KEUN-FM
- Eunice, Louisiana; United States;
- Broadcast area: Tri-Parish Area
- Frequency: 105.5 MHz
- Branding: 105-5 KEUN

Programming
- Format: Country music Swamp Pop and Cajun music on Saturdays 5am to 6pm

Ownership
- Owner: Dane Wilson; (Cajun Prairie Broadcasting, LLC);
- Sister stations: KEUN

History
- First air date: October 22, 1981
- Former call signs: KJJB
- Call sign meaning: Eunice

Technical information
- Licensing authority: FCC
- Facility ID: 67747
- Class: A
- ERP: 1000 watts
- HAAT: 148 meters (486 ft)
- Transmitter coordinates: 30°26′16″N 92°26′49″W﻿ / ﻿30.43778°N 92.44694°W

Links
- Public license information: Public file; LMS;

= KEUN-FM =

KEUN-FM (105.5 FM) is an American radio station licensed to Eunice, Louisiana, United States, and serving St. Landry Parish and surrounding areas.
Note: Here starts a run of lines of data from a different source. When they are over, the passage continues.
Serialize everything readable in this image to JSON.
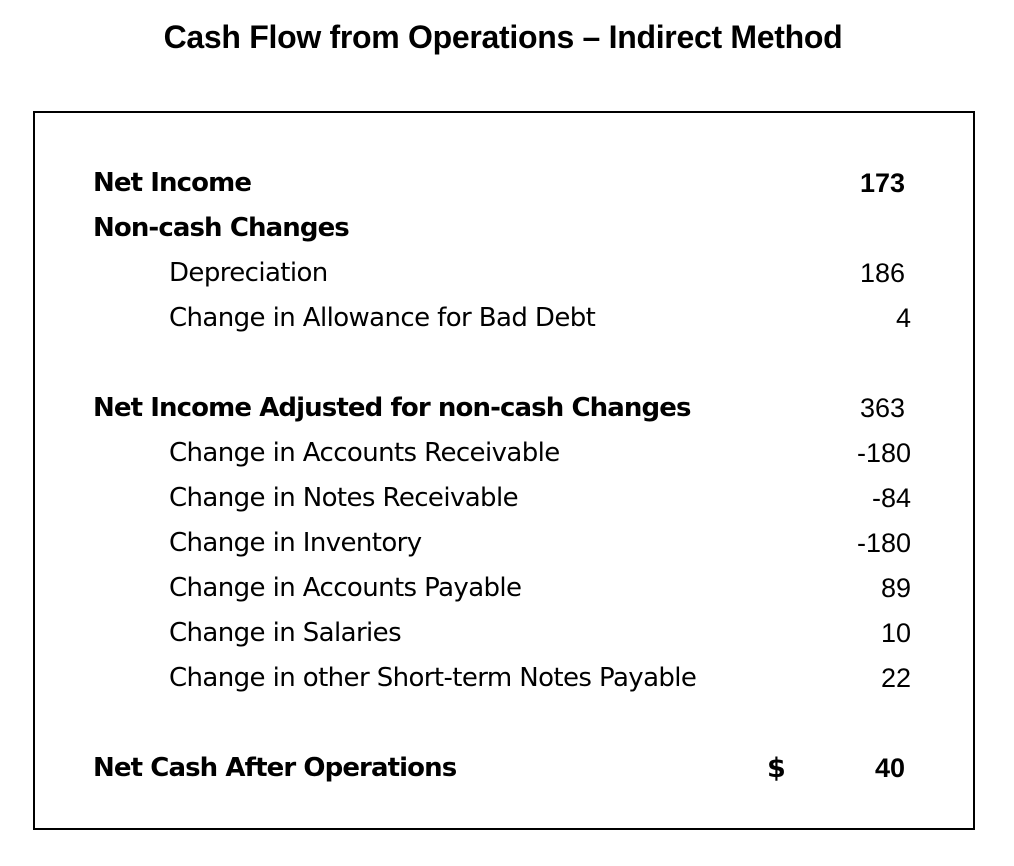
{
  "title": "Cash Flow from Operations – Indirect Method",
  "statement": {
    "net_income": {
      "label": "Net Income",
      "value": "173"
    },
    "non_cash_header": {
      "label": "Non-cash Changes"
    },
    "depreciation": {
      "label": "Depreciation",
      "value": "186"
    },
    "bad_debt": {
      "label": "Change in Allowance for Bad Debt",
      "value": "4"
    },
    "adjusted": {
      "label": "Net Income Adjusted for non-cash Changes",
      "value": "363"
    },
    "accounts_receivable": {
      "label": "Change in Accounts Receivable",
      "value": "-180"
    },
    "notes_receivable": {
      "label": "Change in Notes Receivable",
      "value": "-84"
    },
    "inventory": {
      "label": "Change in Inventory",
      "value": "-180"
    },
    "accounts_payable": {
      "label": "Change in Accounts Payable",
      "value": "89"
    },
    "salaries": {
      "label": "Change in Salaries",
      "value": "10"
    },
    "short_term_notes": {
      "label": "Change in other Short-term Notes Payable",
      "value": "22"
    },
    "net_cash": {
      "label": "Net Cash After Operations",
      "currency": "$",
      "value": "40"
    }
  }
}
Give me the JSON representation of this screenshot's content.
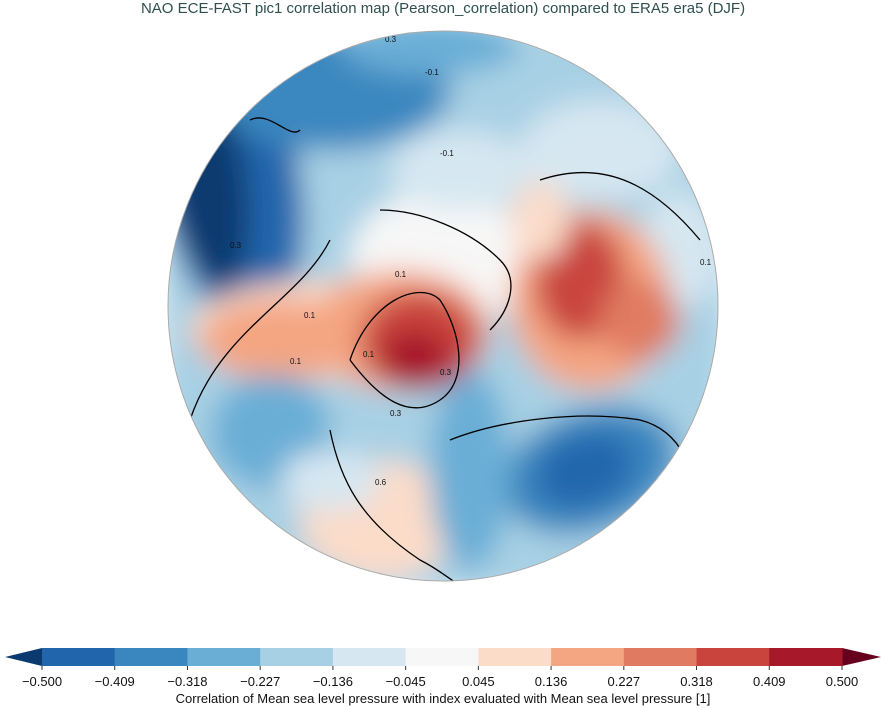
{
  "chart_data": {
    "type": "heatmap",
    "title": "NAO ECE-FAST pic1 correlation map (Pearson_correlation) compared to ERA5 era5 (DJF)",
    "projection": "north-polar-stereographic",
    "colorbar": {
      "label": "Correlation of Mean sea level pressure with index evaluated with Mean sea level pressure [1]",
      "ticks": [
        "-0.500",
        "-0.409",
        "-0.318",
        "-0.227",
        "-0.136",
        "-0.045",
        "0.045",
        "0.136",
        "0.227",
        "0.318",
        "0.409",
        "0.500"
      ],
      "range": [
        -0.5,
        0.5
      ],
      "extend": "both",
      "colors": [
        "#2166ac",
        "#3a87c0",
        "#6aaed6",
        "#a8d0e4",
        "#d6e7f1",
        "#f7f7f7",
        "#fbdcc9",
        "#f4a582",
        "#e07b62",
        "#c9443c",
        "#a7182b"
      ],
      "under_color": "#0b3a70",
      "over_color": "#67001f"
    },
    "contour_labels": [
      "0.3",
      "-0.1",
      "-0.1",
      "0.1",
      "0.1",
      "0.1",
      "0.3",
      "0.1",
      "0.3",
      "0.3",
      "0.6",
      "0.1"
    ]
  }
}
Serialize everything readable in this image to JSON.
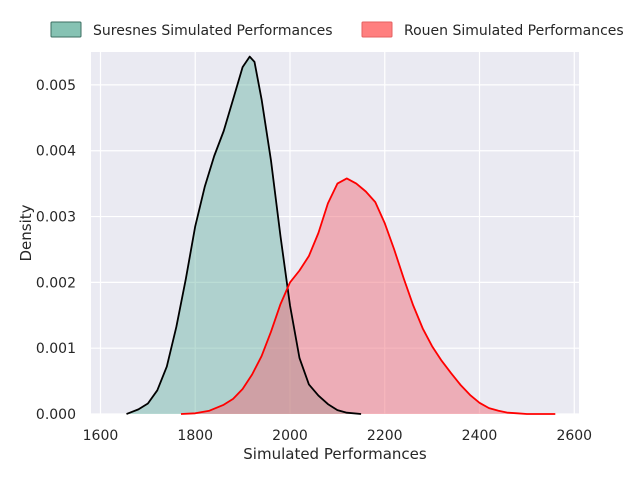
{
  "chart_data": {
    "type": "area",
    "title": "",
    "xlabel": "Simulated Performances",
    "ylabel": "Density",
    "xlim": [
      1580,
      2610
    ],
    "ylim": [
      0,
      0.0055
    ],
    "xticks": [
      1600,
      1800,
      2000,
      2200,
      2400,
      2600
    ],
    "yticks": [
      0.0,
      0.001,
      0.002,
      0.003,
      0.004,
      0.005
    ],
    "xtick_labels": [
      "1600",
      "1800",
      "2000",
      "2200",
      "2400",
      "2600"
    ],
    "ytick_labels": [
      "0.000",
      "0.001",
      "0.002",
      "0.003",
      "0.004",
      "0.005"
    ],
    "grid": true,
    "background": "#eaeaf2",
    "legend": {
      "placement": "top"
    },
    "series": [
      {
        "name": "Suresnes Simulated Performances",
        "line_color": "#000000",
        "fill_color": "#69b3a2",
        "fill_opacity": 0.45,
        "legend_fill": "#86c2b3",
        "legend_edge": "#3c6e62",
        "points": [
          [
            1655,
            0.0
          ],
          [
            1680,
            7e-05
          ],
          [
            1700,
            0.00016
          ],
          [
            1720,
            0.00036
          ],
          [
            1740,
            0.00072
          ],
          [
            1760,
            0.00132
          ],
          [
            1780,
            0.00205
          ],
          [
            1800,
            0.00285
          ],
          [
            1820,
            0.00345
          ],
          [
            1840,
            0.00392
          ],
          [
            1860,
            0.0043
          ],
          [
            1880,
            0.00478
          ],
          [
            1900,
            0.00527
          ],
          [
            1915,
            0.00543
          ],
          [
            1925,
            0.00535
          ],
          [
            1940,
            0.00478
          ],
          [
            1960,
            0.00385
          ],
          [
            1980,
            0.0027
          ],
          [
            2000,
            0.00165
          ],
          [
            2020,
            0.00085
          ],
          [
            2040,
            0.00045
          ],
          [
            2060,
            0.00028
          ],
          [
            2080,
            0.00015
          ],
          [
            2100,
            6e-05
          ],
          [
            2120,
            2e-05
          ],
          [
            2150,
            0.0
          ]
        ]
      },
      {
        "name": "Rouen Simulated Performances",
        "line_color": "#ff0000",
        "fill_color": "#f0707c",
        "fill_opacity": 0.5,
        "legend_fill": "#ff7f7f",
        "legend_edge": "#e46060",
        "points": [
          [
            1770,
            0.0
          ],
          [
            1800,
            1e-05
          ],
          [
            1830,
            5e-05
          ],
          [
            1860,
            0.00014
          ],
          [
            1880,
            0.00023
          ],
          [
            1900,
            0.00038
          ],
          [
            1920,
            0.0006
          ],
          [
            1940,
            0.00088
          ],
          [
            1960,
            0.00125
          ],
          [
            1980,
            0.00167
          ],
          [
            2000,
            0.002
          ],
          [
            2020,
            0.00218
          ],
          [
            2040,
            0.0024
          ],
          [
            2060,
            0.00275
          ],
          [
            2080,
            0.0032
          ],
          [
            2100,
            0.0035
          ],
          [
            2120,
            0.00358
          ],
          [
            2140,
            0.0035
          ],
          [
            2160,
            0.00338
          ],
          [
            2180,
            0.00322
          ],
          [
            2200,
            0.0029
          ],
          [
            2220,
            0.0025
          ],
          [
            2240,
            0.00206
          ],
          [
            2260,
            0.00165
          ],
          [
            2280,
            0.0013
          ],
          [
            2300,
            0.00103
          ],
          [
            2320,
            0.00081
          ],
          [
            2340,
            0.00062
          ],
          [
            2360,
            0.00044
          ],
          [
            2380,
            0.00029
          ],
          [
            2400,
            0.00017
          ],
          [
            2420,
            9e-05
          ],
          [
            2440,
            5e-05
          ],
          [
            2460,
            2e-05
          ],
          [
            2480,
            1e-05
          ],
          [
            2500,
            0.0
          ],
          [
            2560,
            0.0
          ]
        ]
      }
    ]
  }
}
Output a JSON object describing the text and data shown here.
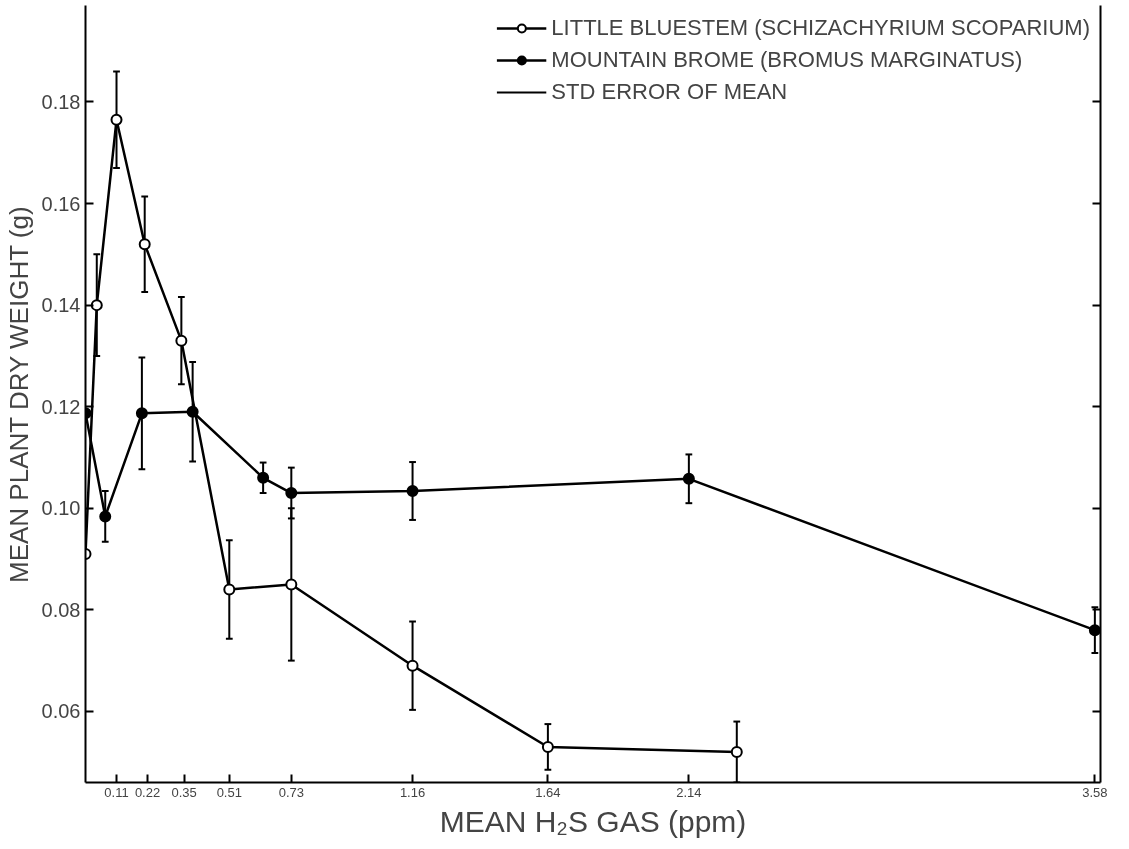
{
  "chart_data": {
    "type": "line",
    "xlabel": "MEAN H₂S GAS (ppm)",
    "ylabel": "MEAN PLANT DRY WEIGHT (g)",
    "xlim": [
      0,
      3.6
    ],
    "ylim": [
      0.046,
      0.199
    ],
    "xticks": [
      0.11,
      0.22,
      0.35,
      0.51,
      0.73,
      1.16,
      1.64,
      2.14,
      3.58
    ],
    "yticks": [
      0.06,
      0.08,
      {
        "value": 0.1,
        "label": "0.10"
      },
      0.12,
      0.14,
      0.16,
      0.18
    ],
    "series": [
      {
        "name": "LITTLE BLUESTEM (SCHIZACHYRIUM SCOPARIUM)",
        "color": "#000000",
        "x": [
          0,
          0.04,
          0.11,
          0.21,
          0.34,
          0.51,
          0.73,
          1.16,
          1.64,
          2.31
        ],
        "values": [
          0.091,
          0.14,
          0.1765,
          0.152,
          0.133,
          0.084,
          0.085,
          0.069,
          0.053,
          0.052
        ],
        "errors": [
          null,
          0.01,
          0.0095,
          0.0094,
          0.0086,
          0.0097,
          0.015,
          0.0087,
          0.0045,
          0.006
        ]
      },
      {
        "name": "MOUNTAIN BROME (BROMUS MARGINATUS)",
        "color": "#000000",
        "x": [
          0,
          0.07,
          0.2,
          0.38,
          0.63,
          0.73,
          1.16,
          2.14,
          3.58
        ],
        "values": [
          0.1187,
          0.0984,
          0.1187,
          0.119,
          0.106,
          0.103,
          0.1034,
          0.1058,
          0.076
        ],
        "errors": [
          null,
          0.005,
          0.011,
          0.0098,
          0.003,
          0.005,
          0.0057,
          0.0048,
          0.0045
        ]
      }
    ],
    "annotations": [
      "STD ERROR OF MEAN"
    ],
    "marker": "circle",
    "line_style": "solid",
    "legend": "top right",
    "grid": false
  }
}
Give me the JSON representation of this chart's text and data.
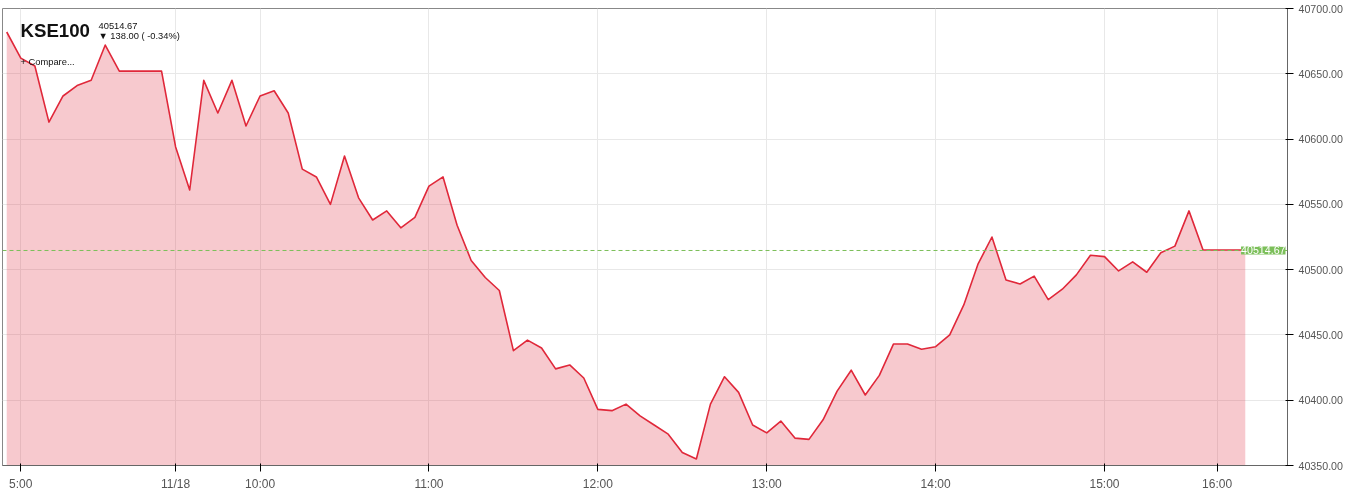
{
  "chart_data": {
    "type": "area",
    "title": "KSE100",
    "subtitle": "40514.67",
    "annotations": [
      "▼ 138.00 ( -0.34%)",
      "+ Compare..."
    ],
    "categories": [
      null,
      "5:00",
      null,
      null,
      null,
      null,
      null,
      null,
      null,
      null,
      null,
      null,
      "11/18",
      null,
      null,
      null,
      null,
      null,
      "10:00",
      null,
      null,
      null,
      null,
      null,
      null,
      null,
      null,
      null,
      null,
      null,
      "11:00",
      null,
      null,
      null,
      null,
      null,
      null,
      null,
      null,
      null,
      null,
      null,
      "12:00",
      null,
      null,
      null,
      null,
      null,
      null,
      null,
      null,
      null,
      null,
      null,
      "13:00",
      null,
      null,
      null,
      null,
      null,
      null,
      null,
      null,
      null,
      null,
      null,
      "14:00",
      null,
      null,
      null,
      null,
      null,
      null,
      null,
      null,
      null,
      null,
      null,
      "15:00",
      null,
      null,
      null,
      null,
      null,
      null,
      null,
      "16:00",
      null,
      null
    ],
    "series": [
      {
        "color": "#e0283a",
        "values": [
          40682,
          40662,
          40656,
          40613,
          40633,
          40641,
          40645,
          40672,
          40652,
          40652,
          40652,
          40652,
          40594,
          40561,
          40645,
          40620,
          40645,
          40610,
          40633,
          40637,
          40620,
          40577,
          40571,
          40550,
          40587,
          40555,
          40538,
          40545,
          40532,
          40540,
          40564,
          40571,
          40534,
          40507,
          40494,
          40484,
          40438,
          40446,
          40440,
          40424,
          40427,
          40417,
          40393,
          40392,
          40397,
          40388,
          40381,
          40374,
          40360,
          40355,
          40397,
          40418,
          40406,
          40381,
          40375,
          40384,
          40371,
          40370,
          40385,
          40407,
          40423,
          40404,
          40419,
          40443,
          40443,
          40439,
          40441,
          40450,
          40473,
          40504,
          40525,
          40492,
          40489,
          40495,
          40477,
          40485,
          40496,
          40511,
          40510,
          40499,
          40506,
          40498,
          40513,
          40518,
          40545,
          40515,
          40515,
          40515,
          40515
        ]
      }
    ],
    "ylim": [
      40350,
      40700
    ],
    "yticks": [
      {
        "value": 40350,
        "label": "40350.00"
      },
      {
        "value": 40400,
        "label": "40400.00"
      },
      {
        "value": 40450,
        "label": "40450.00"
      },
      {
        "value": 40500,
        "label": "40500.00"
      },
      {
        "value": 40550,
        "label": "40550.00"
      },
      {
        "value": 40600,
        "label": "40600.00"
      },
      {
        "value": 40650,
        "label": "40650.00"
      },
      {
        "value": 40700,
        "label": "40700.00"
      }
    ],
    "ref_lines": [
      {
        "axis": "y",
        "value": 40514.67,
        "label": "40514.67",
        "color": "#7cbf5a",
        "line_style": "dashed"
      }
    ],
    "grid": true,
    "marker": "none",
    "line_style": "solid"
  }
}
Owned by Dane Wilson, through licensee Cajun Prairie Broadcasting, LLC., which is owned by Wilson, it broadcasts a contemporary country and Cajun music format every day except Saturdays, when it plays Cajun music from 5 a.m. to 6 p.m.

==History==
The station went on the air October 22, 1981, after test transmissions began on October 20, bearing the callsign KJJB. Originally a 3,000 watt station, its power was reduced to 1000 watts ERP when the tower height was increased from 91 meters to 148 meters in 2001.